The Government Just Admitted It's Researching How to Block Out the Sun — Read the Fine Print



In June 2023, the White House Office of Science and Technology Policy released a congressionally mandated research report on solar geoengineering. Most people didn't read it. Most people who heard about it filed it under "fringe science." That's exactly the kind of reaction that allows this kind of policy to advance without resistance.


Solar geoengineering — specifically stratospheric aerosol injection — is the deliberate release of reflective particles into the upper atmosphere to reduce the amount of sunlight reaching Earth's surface. The stated goal is climate cooling. The unstated reality is that no single government or international body has ever been given the authority to unilaterally alter the planetary atmosphere, and yet here we are, with the White House formally studying how to do exactly that.

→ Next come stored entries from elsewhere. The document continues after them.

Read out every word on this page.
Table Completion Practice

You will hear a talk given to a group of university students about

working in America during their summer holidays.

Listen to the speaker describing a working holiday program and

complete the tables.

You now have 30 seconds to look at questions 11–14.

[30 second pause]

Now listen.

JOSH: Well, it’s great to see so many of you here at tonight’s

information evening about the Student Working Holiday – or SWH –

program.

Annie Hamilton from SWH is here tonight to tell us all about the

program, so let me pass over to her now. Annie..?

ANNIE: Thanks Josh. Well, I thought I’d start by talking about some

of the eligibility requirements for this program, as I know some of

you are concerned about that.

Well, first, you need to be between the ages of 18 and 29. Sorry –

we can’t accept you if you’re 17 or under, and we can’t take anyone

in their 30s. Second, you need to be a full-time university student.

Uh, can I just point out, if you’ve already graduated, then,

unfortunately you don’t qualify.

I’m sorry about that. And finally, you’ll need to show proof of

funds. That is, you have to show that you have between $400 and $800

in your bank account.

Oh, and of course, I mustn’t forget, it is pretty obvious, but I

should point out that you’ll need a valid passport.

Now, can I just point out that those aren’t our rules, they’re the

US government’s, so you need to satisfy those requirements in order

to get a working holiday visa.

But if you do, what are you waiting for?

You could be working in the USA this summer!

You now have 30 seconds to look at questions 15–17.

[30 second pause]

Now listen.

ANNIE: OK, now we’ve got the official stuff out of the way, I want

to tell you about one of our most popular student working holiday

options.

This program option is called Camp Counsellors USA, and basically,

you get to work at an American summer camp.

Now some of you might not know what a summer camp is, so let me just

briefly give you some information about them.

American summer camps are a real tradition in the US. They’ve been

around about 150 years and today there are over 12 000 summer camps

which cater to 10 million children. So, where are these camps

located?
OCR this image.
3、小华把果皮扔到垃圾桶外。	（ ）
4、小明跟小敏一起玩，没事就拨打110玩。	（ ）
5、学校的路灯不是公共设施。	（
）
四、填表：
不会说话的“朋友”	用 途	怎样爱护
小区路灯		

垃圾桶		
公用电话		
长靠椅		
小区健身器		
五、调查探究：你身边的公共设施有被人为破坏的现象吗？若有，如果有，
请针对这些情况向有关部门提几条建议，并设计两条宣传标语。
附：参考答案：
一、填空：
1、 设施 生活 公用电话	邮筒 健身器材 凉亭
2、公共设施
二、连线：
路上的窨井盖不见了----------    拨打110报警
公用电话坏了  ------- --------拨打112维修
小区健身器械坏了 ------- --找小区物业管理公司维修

Think about the scale of what's being proposed: injecting materials into the stratosphere that would affect sunlight, temperature, and precipitation patterns for every human being on Earth — without a global vote, without transparent international governance, and without the consent of any of the 8 billion people whose food supply depends on predictable weather.


The report is careful. It is full of caveats and calls for "further research." Government reports always are. But the existence of the report itself is the news — because research programs don't begin without funding, funding doesn't come without political commitment, and political commitment doesn't materialize for things that aren't already being seriously planned.


The secondary effects of stratospheric aerosol injection are documented in the scientific literature and they are not minor: potential disruption of monsoon systems affecting billions in South and Southeast Asia, ozone depletion, altered precipitation patterns, and the "termination shock" problem — if the program stops suddenly, temperatures rebound catastrophically.


Who controls the thermostat for the planet? Who votes on the dosage? Who gets held accountable when the monsoons fail?


These questions don't have answers yet. But the program is advancing. And the people designing it are not waiting for answers before moving forward.


Your atmosphere. Their experiment. Your permission was never part of the equation.